By Lisa Nielsen.
Jeff Bliss got our attention when he shared his frustration with his teacher, classmates, and the world about his learning environment.
The now viral video captures a room of passionless students, some with their heads down, some with a facepalm, some staring into space, all silently sitting at their empty desks seemingly disconnected not only from each other, but also from their behind-a-desk-fortress teacher.
Jeff Bliss: [I’m tired of] hearing this freakin’ lady go off on kids because they don’t get this crap. If you can just get up and teach them instead of handing them a freakin’ packet, yo. There are kids in here who don’t learn like that, they need to learn face-to-face. You’re just getting mad because I’m pointing out the obvious.
According to classmate Colleen Hunt, “Everyone at our school is proud of him for speaking his mind and not being rude about it.” Jeff reignited a national conversation about the state of the educational system, the seemingly indifferent attitude of teachers and an administration that could allow teaching (or lack thereof) like this to go on in the classroom right under their noses. But many of those who work in or with, attend, and/or have children in schools, understand that in many cases it is not the teacher or administrator, but forces outside the school that has led to the development of the packet-driven classroom.
With this in mind, fast-forward to Jeff’s test-prep classroom, under his teacher, Ms. Phung. There it is, the perfect packet-driven classroom. Rows of desks. Walls devoid of student work or learning materials. Students sit at desks clear of all but a #2 pencil so there is ample room for packets and scratch paper.The teacher distributes packets, reads instructions, but does not teach. If students ask a question, stick to the script. The lines sound something like…”Reread the question. Do your best.“ Gosh, thanks!
Here’s something many of us know, but rarely say out loud: when it comes to packet teaching you don’t really need a teacher. Not only is a teacher not necessary for a “Pedagogy of The Test,” their teaching services are prohibited. Even after the students have drilled, killed and bubblefilled, their own teachers aren’t even allowed to grade their tests as this too can result in cheating… and the reality is, test scoring doesn’t need humans anyhow. Even in the 80s when I was in school we had bubble scoring machines and we are moving toward automated writing, speaking, and scoring systems as well.
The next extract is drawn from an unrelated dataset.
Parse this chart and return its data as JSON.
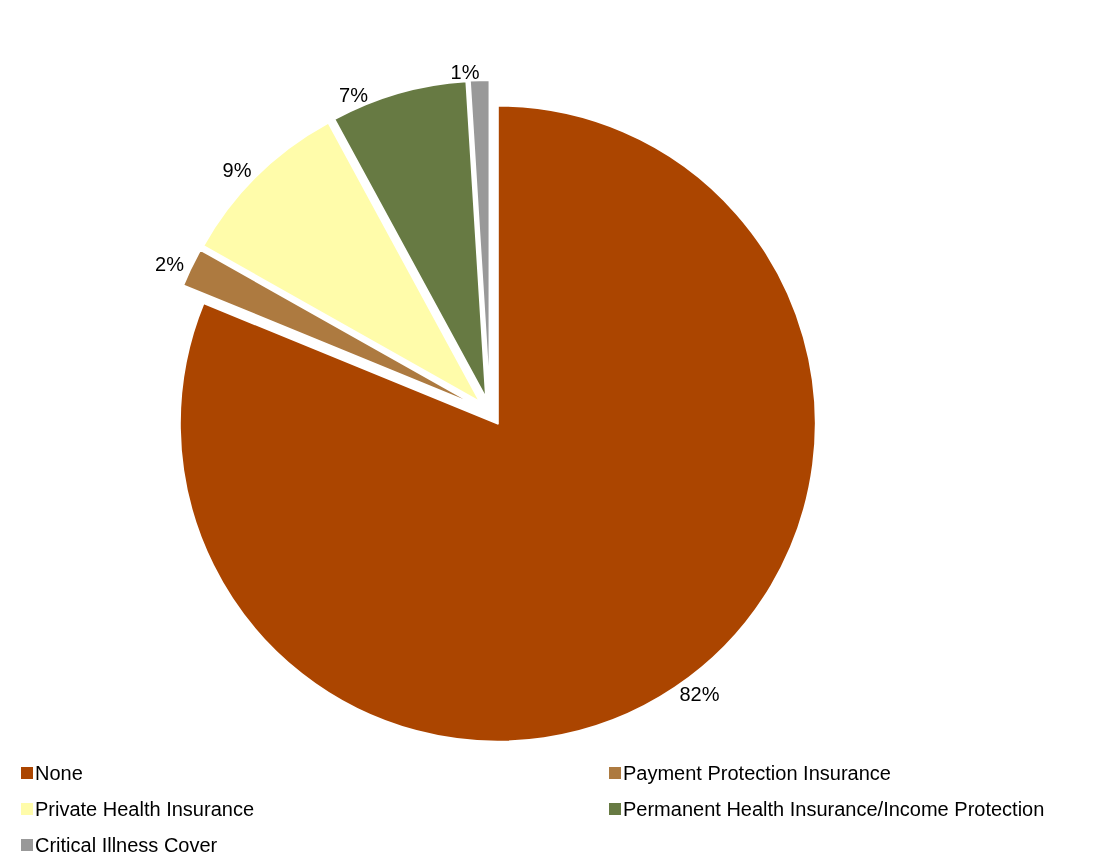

When we put this Bippity Boppity Boo all together, what we’ve got is a Jeff Bliss teacher whose job is to create a sterile environment, distribute packets, read instructions, keep kids quiet, and collect their papers at the proper time.
We then realize that Ms. Phung was a model packet-driven classroom teacher. This is part of the reason why there was such outcry by educators when Jeff Bliss expressed frustration towards the teacher. If she is like most teachers, she likely thought she had signed up for a very different job, but the job changed, and eventually, so did she.
The problem, of course, is that this is not what students want, this is not what parents want for their children, and this is not the work that teachers want to do. Jeff Bliss summarized what our students want and need.
Unfortunately, when our eye is so tied to the prize, and that prize measures how well students sit disconnected from the world, unable to speak to each other or even the teacher and fill in bubbles, we will get teachers like Ms. Phung and classrooms that house Jeff Bliss.